Amanda regarded me for a lingering second, and then, hand still on my biceps, reached up onto her tiptoes and brushed her lips over mine. “Thank you,” she whispered.

“Eww,” Chase complained, although there wasn’t a hint of disdain in her voice.

Tanner snagged his mother’s hair and pulled her to his face for his own kiss.

“C’mon, sis,” she said with a laugh, extracting herself from his grip. “I need a coffee. You can buy me one on your way out.”

“What?” Chase responded, voice comically louder as she walked past, head shaking, eyes wide. “I didn’t hear you.
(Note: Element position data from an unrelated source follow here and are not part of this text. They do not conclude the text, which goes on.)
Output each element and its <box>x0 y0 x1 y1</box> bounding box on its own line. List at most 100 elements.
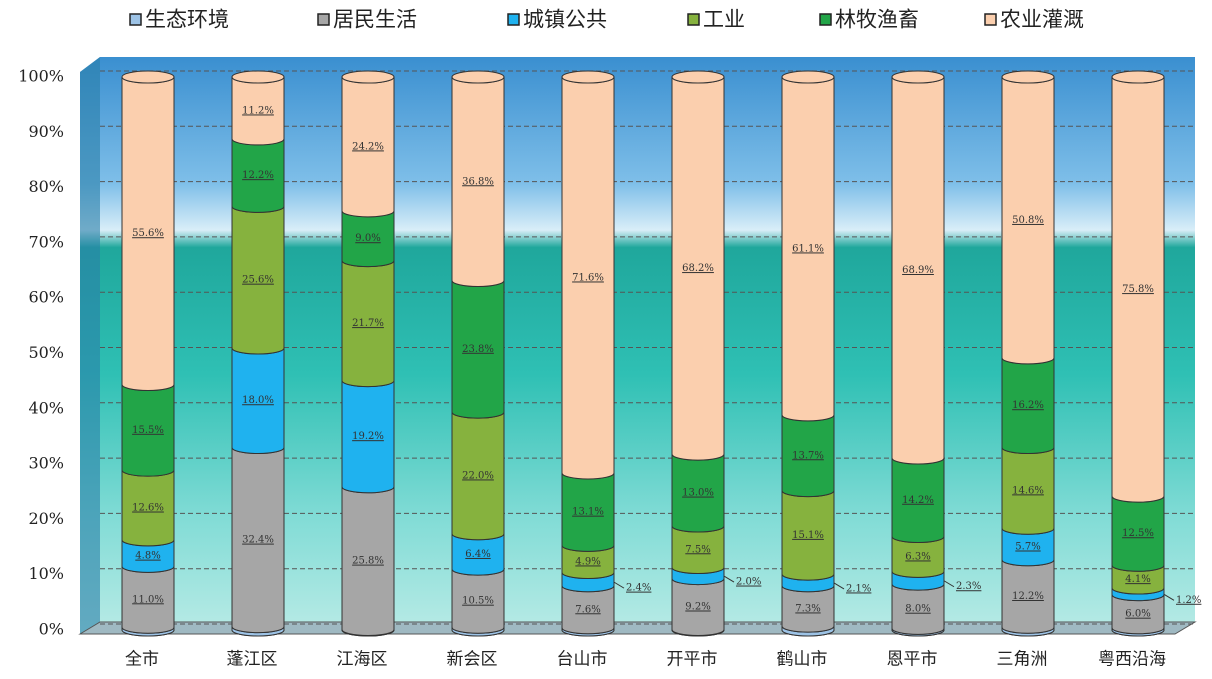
side-wall <box>80 57 100 634</box>
legend-swatch <box>129 13 142 26</box>
data-label: 10.5% <box>462 596 494 607</box>
data-label: 21.7% <box>352 318 384 329</box>
data-label: 13.7% <box>792 450 824 461</box>
data-label: 12.2% <box>242 170 274 181</box>
data-label: 13.0% <box>682 488 714 499</box>
legend-label: 工业 <box>703 8 745 32</box>
leader-line <box>943 580 955 588</box>
legend-label: 生态环境 <box>145 8 229 32</box>
cylinder-cap <box>561 70 615 84</box>
y-tick-label: 0% <box>39 620 64 639</box>
y-tick-label: 20% <box>28 509 64 528</box>
legend-swatch <box>317 13 330 26</box>
y-tick-label: 50% <box>28 343 64 362</box>
data-label: 15.1% <box>792 530 824 541</box>
legend-label: 居民生活 <box>333 8 417 32</box>
data-label: 6.3% <box>905 551 930 562</box>
data-label: 7.6% <box>575 604 600 615</box>
cylinder-cap <box>121 70 175 84</box>
legend-swatch <box>984 13 997 26</box>
cylinder-cap <box>671 70 725 84</box>
cylinder-cap <box>341 70 395 84</box>
data-label: 68.9% <box>902 265 934 276</box>
data-label: 15.5% <box>132 425 164 436</box>
data-label: 11.2% <box>242 105 274 116</box>
cylinder-cap <box>891 70 945 84</box>
x-tick-label: 全市 <box>125 650 159 670</box>
data-label: 7.5% <box>685 544 710 555</box>
y-tick-label: 90% <box>28 122 64 141</box>
data-label: 71.6% <box>572 272 604 283</box>
data-label: 75.8% <box>1122 284 1154 295</box>
data-label: 14.6% <box>1012 485 1044 496</box>
data-label: 12.6% <box>132 503 164 514</box>
data-label: 2.3% <box>956 581 981 592</box>
data-label: 50.8% <box>1012 215 1044 226</box>
legend-label: 林牧渔畜 <box>835 8 919 32</box>
data-label: 2.1% <box>846 583 871 594</box>
data-label: 12.5% <box>1122 528 1154 539</box>
x-tick-label: 开平市 <box>667 650 718 670</box>
data-label: 16.2% <box>1012 400 1044 411</box>
legend-swatch <box>819 13 832 26</box>
data-label: 55.6% <box>132 228 164 239</box>
cylinder-cap <box>231 70 285 84</box>
data-label: 11.0% <box>132 594 164 605</box>
legend-label: 农业灌溉 <box>1000 8 1084 32</box>
data-label: 24.2% <box>352 141 384 152</box>
legend-label: 城镇公共 <box>523 8 607 32</box>
leader-line <box>833 582 845 590</box>
data-label: 12.2% <box>1012 591 1044 602</box>
y-tick-label: 30% <box>28 454 64 473</box>
data-label: 4.1% <box>1125 574 1150 585</box>
data-label: 6.4% <box>465 549 490 560</box>
y-tick-label: 40% <box>28 398 64 417</box>
data-label: 4.8% <box>135 551 160 562</box>
data-label: 32.4% <box>242 535 274 546</box>
data-label: 36.8% <box>462 176 494 187</box>
cylinder-cap <box>1001 70 1055 84</box>
x-tick-label: 鹤山市 <box>777 650 828 670</box>
data-label: 18.0% <box>242 395 274 406</box>
data-label: 5.7% <box>1015 542 1040 553</box>
x-tick-label: 新会区 <box>447 650 498 670</box>
data-label: 25.8% <box>352 556 384 567</box>
data-label: 13.1% <box>572 507 604 518</box>
data-label: 6.0% <box>1125 609 1150 620</box>
data-label: 61.1% <box>792 243 824 254</box>
data-label: 7.3% <box>795 603 820 614</box>
leader-line <box>613 581 625 589</box>
y-tick-label: 100% <box>18 67 64 86</box>
data-label: 8.0% <box>905 604 930 615</box>
data-label: 25.6% <box>242 275 274 286</box>
data-label: 22.0% <box>462 470 494 481</box>
x-tick-label: 蓬江区 <box>227 650 278 670</box>
data-label: 2.4% <box>626 583 651 594</box>
x-tick-label: 粤西沿海 <box>1098 650 1166 670</box>
data-label: 2.0% <box>736 577 761 588</box>
data-label: 1.2% <box>1176 595 1201 606</box>
x-tick-label: 三角洲 <box>997 650 1048 670</box>
y-tick-label: 80% <box>28 177 64 196</box>
y-tick-label: 10% <box>28 564 64 583</box>
legend-swatch <box>507 13 520 26</box>
x-tick-label: 江海区 <box>337 650 388 670</box>
data-label: 14.2% <box>902 495 934 506</box>
data-label: 23.8% <box>462 344 494 355</box>
cylinder-cap <box>1111 70 1165 84</box>
data-label: 9.0% <box>355 233 380 244</box>
data-label: 4.9% <box>575 556 600 567</box>
legend-swatch <box>687 13 700 26</box>
leader-line <box>723 575 735 583</box>
data-label: 68.2% <box>682 263 714 274</box>
x-tick-label: 恩平市 <box>887 650 938 670</box>
cylinder-cap <box>781 70 835 84</box>
leader-line <box>1163 593 1175 601</box>
data-label: 19.2% <box>352 431 384 442</box>
y-tick-label: 70% <box>28 232 64 251</box>
data-label: 9.2% <box>685 602 710 613</box>
x-tick-label: 台山市 <box>557 650 608 670</box>
cylinder-cap <box>451 70 505 84</box>
y-tick-label: 60% <box>28 288 64 307</box>
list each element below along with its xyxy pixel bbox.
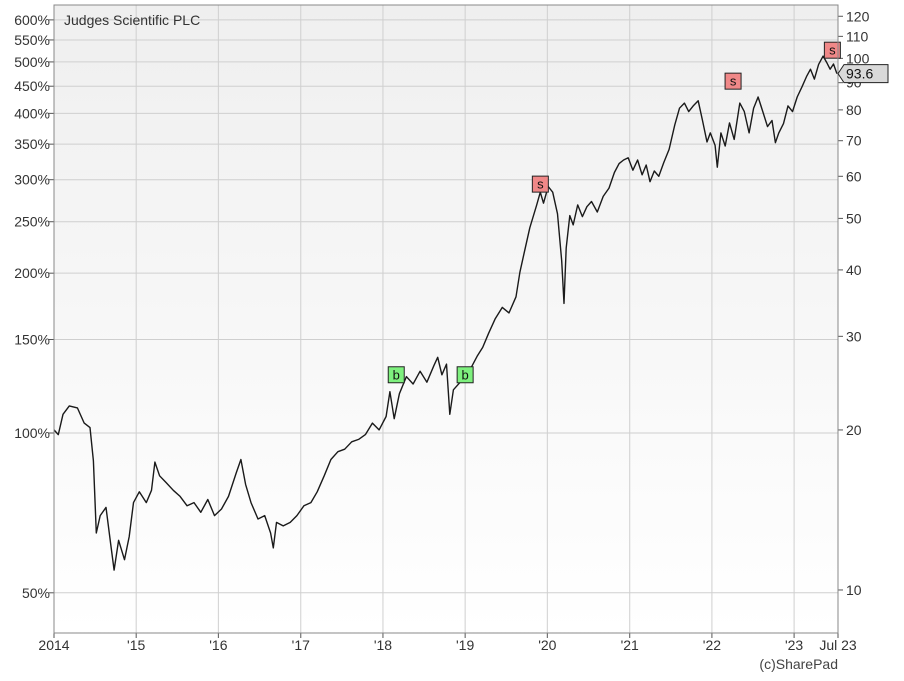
x-tick-label: 2014 [38,637,69,653]
x-tick-label: '15 [127,637,145,653]
left-axis: 50% 100% 150% 200% 250% 300% 350% 400% 450% 500% 5… [14,5,55,633]
left-tick-label: 350% [14,136,50,152]
gridlines [54,5,838,633]
right-tick-label: 40 [846,262,862,278]
plot-area [54,5,838,633]
right-axis: 102030405060708090100110120 [837,5,870,633]
left-tick-label: 500% [14,54,50,70]
right-tick-label: 60 [846,168,862,184]
marker-label: s [537,177,544,192]
left-tick-label: 600% [14,12,50,28]
sell-marker: s [531,175,549,193]
left-tick-label: 100% [14,425,50,441]
series-layer [53,55,838,571]
left-tick-label: 550% [14,32,50,48]
right-tick-label: 70 [846,133,862,149]
buy-marker: b [387,366,405,384]
x-tick-label: '18 [374,637,392,653]
current-price-tag: 93.6 [837,64,889,84]
sell-marker: s [724,72,742,90]
x-tick-label: '23 [785,637,803,653]
x-tick-label: Jul 23 [819,637,857,653]
right-tick-label: 120 [846,8,870,24]
right-tick-label: 80 [846,102,862,118]
plot-frame [53,4,839,634]
marker-box [531,175,549,193]
source-credit: (c)SharePad [759,656,838,672]
left-tick-label: 150% [14,332,50,348]
right-tick-label: 30 [846,328,862,344]
x-tick-label: '22 [703,637,721,653]
right-tick-label: 100 [846,50,870,66]
right-tick-label: 50 [846,210,862,226]
current-price-label: 93.6 [846,66,873,82]
x-tick-label: '19 [456,637,474,653]
x-tick-label: '21 [621,637,639,653]
left-tick-label: 300% [14,172,50,188]
x-tick-label: '16 [209,637,227,653]
left-tick-label: 50% [22,585,50,601]
current-price-tag-shape [837,64,889,84]
marker-label: b [393,367,400,382]
x-tick-label: '17 [292,637,310,653]
sell-marker: s [823,41,841,59]
left-tick-label: 250% [14,214,50,230]
price-line [53,55,838,571]
buy-marker: b [456,366,474,384]
marker-box [724,72,742,90]
chart-title: Judges Scientific PLC [64,12,200,28]
marker-box [387,366,405,384]
marker-box [823,41,841,59]
trade-markers: b b s s s [387,41,841,384]
left-tick-label: 400% [14,105,50,121]
right-tick-label: 20 [846,422,862,438]
x-axis: 2014 '15 '16 '17 '18 '19 '20 '21 '22 '23 Jul 23 [38,632,857,653]
left-tick-label: 200% [14,265,50,281]
marker-label: s [829,43,836,58]
right-tick-label: 10 [846,582,862,598]
marker-box [456,366,474,384]
x-tick-label: '20 [538,637,556,653]
left-tick-label: 450% [14,78,50,94]
right-tick-label: 110 [846,28,869,44]
marker-label: b [462,367,469,382]
marker-label: s [730,74,737,89]
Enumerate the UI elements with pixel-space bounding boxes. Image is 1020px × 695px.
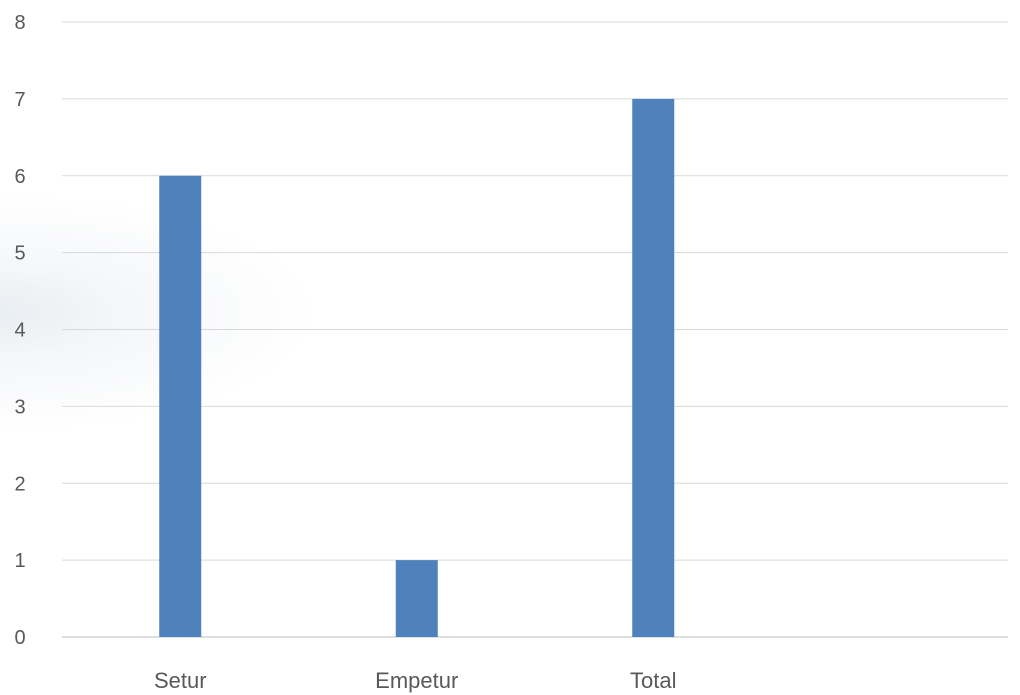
y-tick-label: 5 xyxy=(14,243,25,265)
y-axis-tick-labels: 0 1 2 3 4 5 6 7 8 xyxy=(14,12,25,649)
bars xyxy=(159,98,675,637)
x-tick-label: Empetur xyxy=(375,668,458,693)
y-tick-label: 2 xyxy=(14,473,25,495)
y-tick-label: 6 xyxy=(14,166,25,188)
y-tick-label: 1 xyxy=(14,550,25,572)
bar-empetur xyxy=(395,560,438,637)
y-tick-label: 3 xyxy=(14,396,25,418)
y-tick-label: 0 xyxy=(14,627,25,649)
x-axis-tick-labels: Setur Empetur Total xyxy=(154,668,677,693)
y-tick-label: 4 xyxy=(14,320,25,342)
y-tick-label: 8 xyxy=(14,12,25,34)
gridlines xyxy=(62,21,1008,638)
x-tick-label: Setur xyxy=(154,668,207,693)
y-tick-label: 7 xyxy=(14,89,25,111)
x-tick-label: Total xyxy=(630,668,676,693)
bar-total xyxy=(632,98,675,637)
bar-setur xyxy=(159,175,202,637)
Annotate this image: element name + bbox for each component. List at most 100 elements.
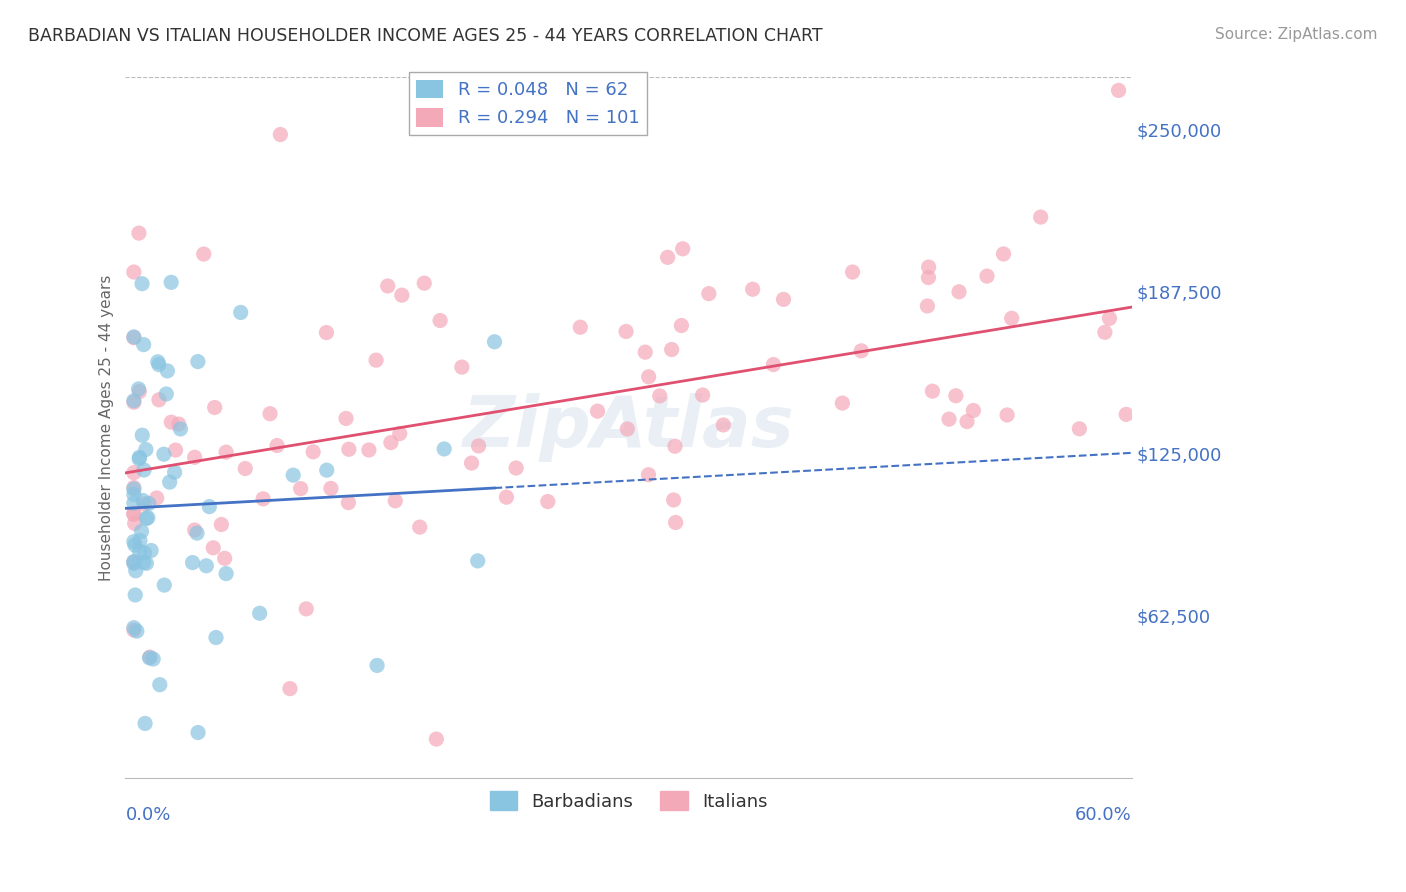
Point [460,456,482,470]
Point [1094,326,1116,340]
Point [128,384,150,399]
Point [634,345,657,359]
Point [125,624,148,639]
Point [156,364,179,378]
Text: ZipAtlas: ZipAtlas [463,393,794,462]
Point [917,270,939,285]
Point [637,467,659,482]
Point [278,681,301,696]
Point [467,439,489,453]
Point [169,422,191,436]
Point [662,492,685,507]
Point [671,318,693,333]
Point [122,623,145,637]
Point [215,445,238,459]
Point [938,412,960,426]
Point [586,404,609,418]
Point [205,631,228,645]
Point [692,388,714,402]
Point [917,299,939,313]
Point [128,450,150,465]
Point [139,650,162,665]
Point [337,495,360,509]
Point [995,408,1018,422]
Point [135,556,157,570]
Point [122,331,145,345]
Point [146,355,169,369]
Point [450,360,472,375]
Point [124,538,146,552]
Point [357,442,380,457]
Point [122,265,145,279]
Point [409,520,432,534]
Point [131,524,153,539]
Point [366,658,388,673]
Point [122,557,145,571]
Point [1098,311,1121,326]
Point [384,494,406,508]
Point [183,523,205,537]
Point [259,407,281,421]
Point [762,358,785,372]
Point [198,500,221,514]
Point [131,277,153,291]
Point [122,393,145,408]
Point [138,496,160,510]
Point [183,450,205,465]
Point [429,313,451,327]
Point [214,551,236,566]
Point [132,493,155,508]
Point [302,445,325,459]
Point [122,534,145,549]
Point [124,516,146,531]
Point [193,247,215,261]
Text: 60.0%: 60.0% [1076,806,1132,824]
Point [129,533,152,548]
Point [976,269,998,284]
Point [319,482,342,496]
Point [269,128,291,142]
Point [741,282,763,296]
Point [851,343,873,358]
Point [335,411,357,425]
Point [315,326,337,340]
Point [831,396,853,410]
Point [249,607,271,621]
Point [388,426,411,441]
Point [614,325,637,339]
Point [148,358,170,372]
Point [917,260,939,274]
Point [135,442,157,457]
Point [132,337,155,351]
Point [138,651,160,665]
Point [672,242,695,256]
Point [159,475,181,490]
Point [139,543,162,558]
Point [125,564,148,578]
Point [1069,422,1091,436]
Point [186,526,208,541]
Point [266,439,288,453]
Point [132,556,155,570]
Point [132,463,155,477]
Point [122,555,145,569]
Point [648,389,671,403]
Point [841,265,863,279]
Point [195,558,218,573]
Point [661,343,683,357]
Y-axis label: Householder Income Ages 25 - 44 years: Householder Income Ages 25 - 44 years [100,275,114,581]
Point [122,508,145,522]
Point [377,279,399,293]
Point [134,716,156,731]
Point [664,439,686,453]
Text: 0.0%: 0.0% [125,806,172,824]
Point [122,487,145,501]
Point [283,468,305,483]
Point [167,417,190,431]
Point [160,415,183,429]
Point [697,286,720,301]
Point [252,491,274,506]
Point [665,516,688,530]
Point [122,496,145,510]
Point [505,461,527,475]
Sorry, I’m deaf.”

A heartbeat later, it was just me and Tanner.

“So . . .” I asked, pulling a melodramatic confused face. “What are we going to do?”

He mimicked my expression, shrugging. “Tuck?”

Laughing, I moved to the bed and sat in the middle of it – me cross-legged, Tanner resting in the hollow the position made. I don’t know how much time passed as we played with Optimus, but they were gloriously wonderful minutes. Tanner spoke to me at length about the robot – and by at length, I’m pretty certain you’re aware the words tuck and Oppimus featured often, also the occasional Pime (translation: Prime), more than one Da, and a lot of Mommies.